No bairro da Cidade Velha, onde as dificuldades de estacionamento se tornam ainda maiores em decorrência da concentração de órgãos públicos, são várias as ruas onde se identifica a presença de carros estacionados em locais proibidos.
Com os estacionamentos particulares já lotados, ainda que ofereçam preços que variem de R$3 a R$5 por hora, nas ruas estreitas como a Cametá, as calçadas também são sempre usadas como solução para o problema de motoristas. “A gente tem que andar fazendo ‘zig-zag’ pra desviar. Ninguém respeita nada no trânsito, o poder público não faz nada e a gente é que pena”, comenta a professora aposentada Maria das Graças Souza.
Parado em fila dupla em frente ao hospital onde a mãe faz tratamento, o promotor de vendas Felipe não esconde estar errado, mas reclama da ausência de um planejamento para o trânsito. “Eu sempre tenho que ficar rodando, rodando e não consigo lugar onde estacionar.

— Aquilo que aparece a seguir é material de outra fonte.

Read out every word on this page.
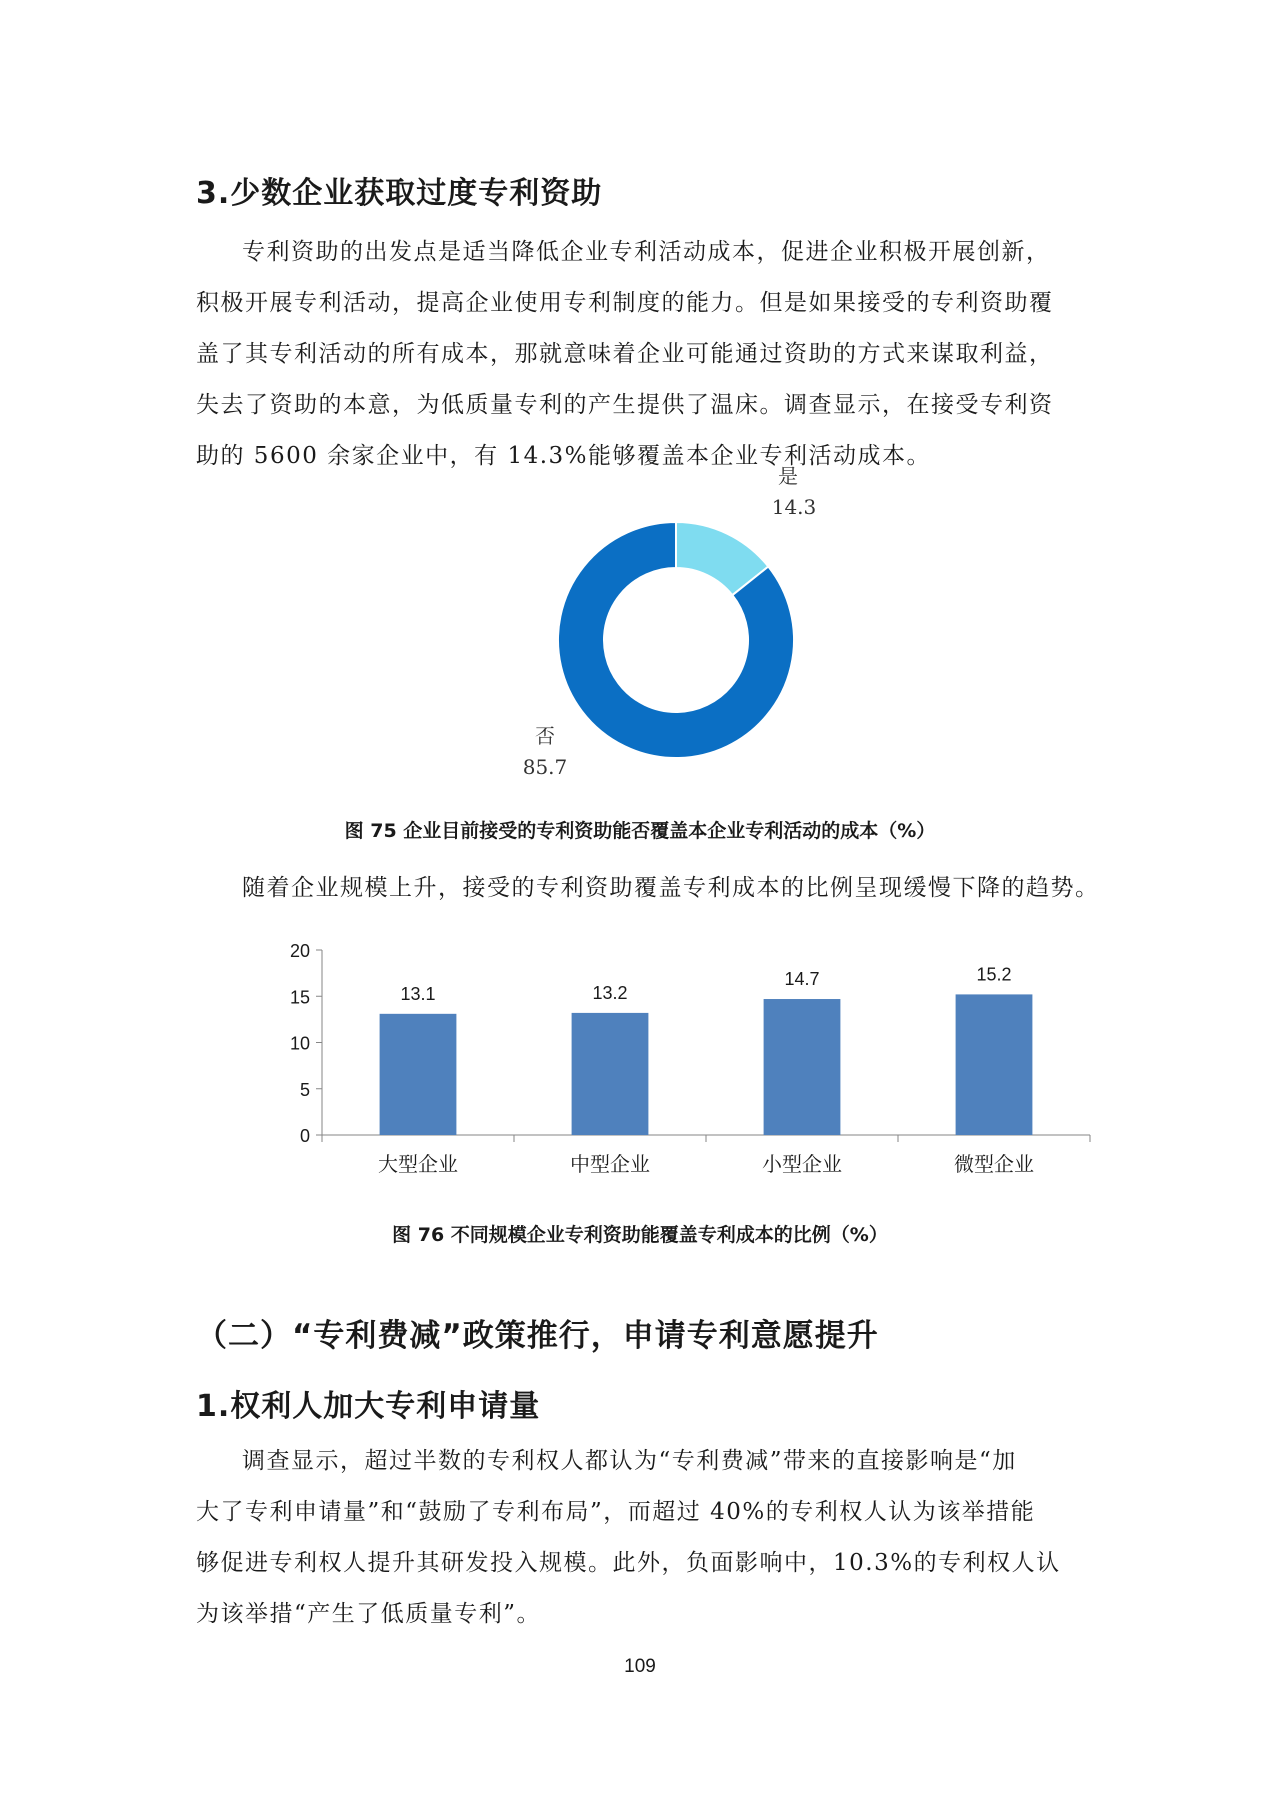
3.少数企业获取过度专利资助

专利资助的出发点是适当降低企业专利活动成本，促进企业积极开展创新，
积极开展专利活动，提高企业使用专利制度的能力。但是如果接受的专利资助覆
盖了其专利活动的所有成本，那就意味着企业可能通过资助的方式来谋取利益，
失去了资助的本意，为低质量专利的产生提供了温床。调查显示，在接受专利资
助的 5600 余家企业中，有 14.3%能够覆盖本企业专利活动成本。

是
14.3
否
85.7
图 75 企业目前接受的专利资助能否覆盖本企业专利活动的成本（%）

随着企业规模上升，接受的专利资助覆盖专利成本的比例呈现缓慢下降的趋势。

0
5
10
15
20
13.1
大型企业
13.2
中型企业
14.7
小型企业
15.2
微型企业
图 76 不同规模企业专利资助能覆盖专利成本的比例（%）
（二）“专利费减”政策推行，申请专利意愿提升
1.权利人加大专利申请量

调查显示，超过半数的专利权人都认为“专利费减”带来的直接影响是“加
大了专利申请量”和“鼓励了专利布局”，而超过 40%的专利权人认为该举措能
够促进专利权人提升其研发投入规模。此外，负面影响中，10.3%的专利权人认
为该举措“产生了低质量专利”。

109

A gente roda tanto que acaba parando em fila dupla e ficando no carro pra esperar”.
Maior causa de infrações no trânsito
A Superintendência Executiva de Mobilidade Urbana de Belém (Semob) afirmou que a falta de vagas para estacionamento em vias públicas de Belém é fruto não da falta de opções, que são muitas, mas da cada vez mais crescente frota de veículos particulares e do mau hábito dos condutores paraenses de só buscarem estacionamentos localizados na porta de seus destinos finais.
Diante deste quadro, comum às grandes capitais brasileiras, a Prefeitura Municipal de Belém vem estudando alternativas, tais como investimento em estacionamentos públicos, Zona Azul em locais de alta rotatividade e estímulo a construção de estacionamentos privados, opções que deverão estar em funcionamento a partir de 2014.
Quem estaciona em local proibido é notificado segundo as regras do Código de Trânsito Brasileiro (CTB), que, de acordo com a infração, prevê multas e até a remoção do veículo.
Só de janeiro a julho deste ano, a Semob já notificou 26.303 condutores por estacionamento em desacordo com alguma das regras previstas no CTB e esta soma confere às infrações de estacionamento o status de maior causa de infrações em Belém.